Chambrun sipped at his demitasse of Turkish coffee and put the cup down on his desk. “Thirty-odd years ago,” he said, “I fought in the French Resistance in Paris. I saw atrocities, cruelties, inflicted by the Nazis on innocent French civilians. I hated the Germans as a people, irrationally and to the death. If, to this day, you hear me take off against a German man, mark it down as not to be trusted. And so, Mr. Conklin, I despise and distrust myself in that area, just as I despise and distrust your remarks about Jews in this city, about the American press, and about ‘Zionist hoodlums’ who may be responsible for Hammond’s murder. You are as sick about Jews as I am about Germans. My point about all this is that Lieutenant Hardy should know that you will even use the death of a friend as a means of striking at a whole nation of people you hate.”

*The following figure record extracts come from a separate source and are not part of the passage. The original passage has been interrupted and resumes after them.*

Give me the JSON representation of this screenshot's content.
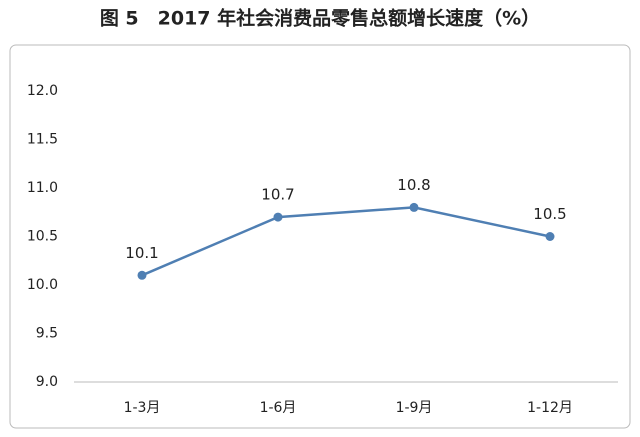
{
  "chart_data": {
    "type": "line",
    "title": "图 5　2017 年社会消费品零售总额增长速度（%）",
    "categories": [
      "1-3月",
      "1-6月",
      "1-9月",
      "1-12月"
    ],
    "series": [
      {
        "name": "增长速度",
        "color": "#4f7fb3",
        "values": [
          10.1,
          10.7,
          10.8,
          10.5
        ]
      }
    ],
    "ylim": [
      9.0,
      12.0
    ],
    "yticks": [
      {
        "value": 9,
        "label": "9.0"
      },
      9.5,
      {
        "value": 10,
        "label": "10.0"
      },
      10.5,
      {
        "value": 11,
        "label": "11.0"
      },
      11.5,
      {
        "value": 12,
        "label": "12.0"
      }
    ],
    "grid": false
  }
}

The room was deathly still for a moment except for the faint whirring sound of the tape recorder in the desk drawer. The little red light blinked on Chambrun’s phone, Miss Ruysdale answered.
“Mr. Robert Bryan is in the outer office,” she said.

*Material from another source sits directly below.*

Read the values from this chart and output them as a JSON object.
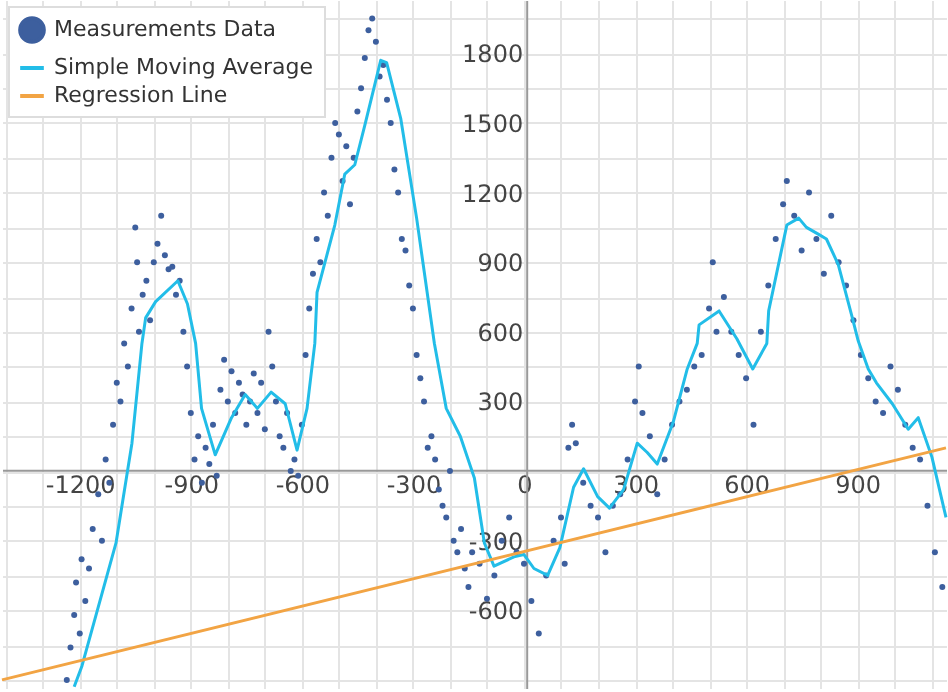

I got to know and like Bobby Bryan before this grim adventure was finished. He was young, not yet thirty, which is a kid in my book. I am not yet forty. He wears his blond hair crew cut. Short hair is “in” these days. He is so American it’s almost funny, and it’s surprising that he should have become so close to the British-bred-and-educated Geoffrey Hammond. He wasn’t smiling when he came into Chambrun’s office that day, but it was almost the only time I was to see him without a smile near the surface, a mischievous humor that was the key to his personality. He was a Brooks Brothers boy, wearing grey flannels and a summer sports jacket, with a pink button-down Brooks shirt and a moderately gay figured blue tie. There was a stunned look in his normally bright blue eyes.
He seemed relieved to see Conklin present. “What in God’s name happened, Roy?” he asked.
“Someone strangled him with a wire,” Conklin said. Anger had deserted him.
Bobby looked around, bewildered, while Hardy introduced himself and the rest of us.
“Did you have breakfast with Mr. Hammond this morning?” Hardy asked.
“No!”
“Someone did. Do you know who, Mr. Bryan?”
“No!”
“You made his appointments, set up his daily routines for him. And you don’t know who was scheduled for breakfast with him this morning?”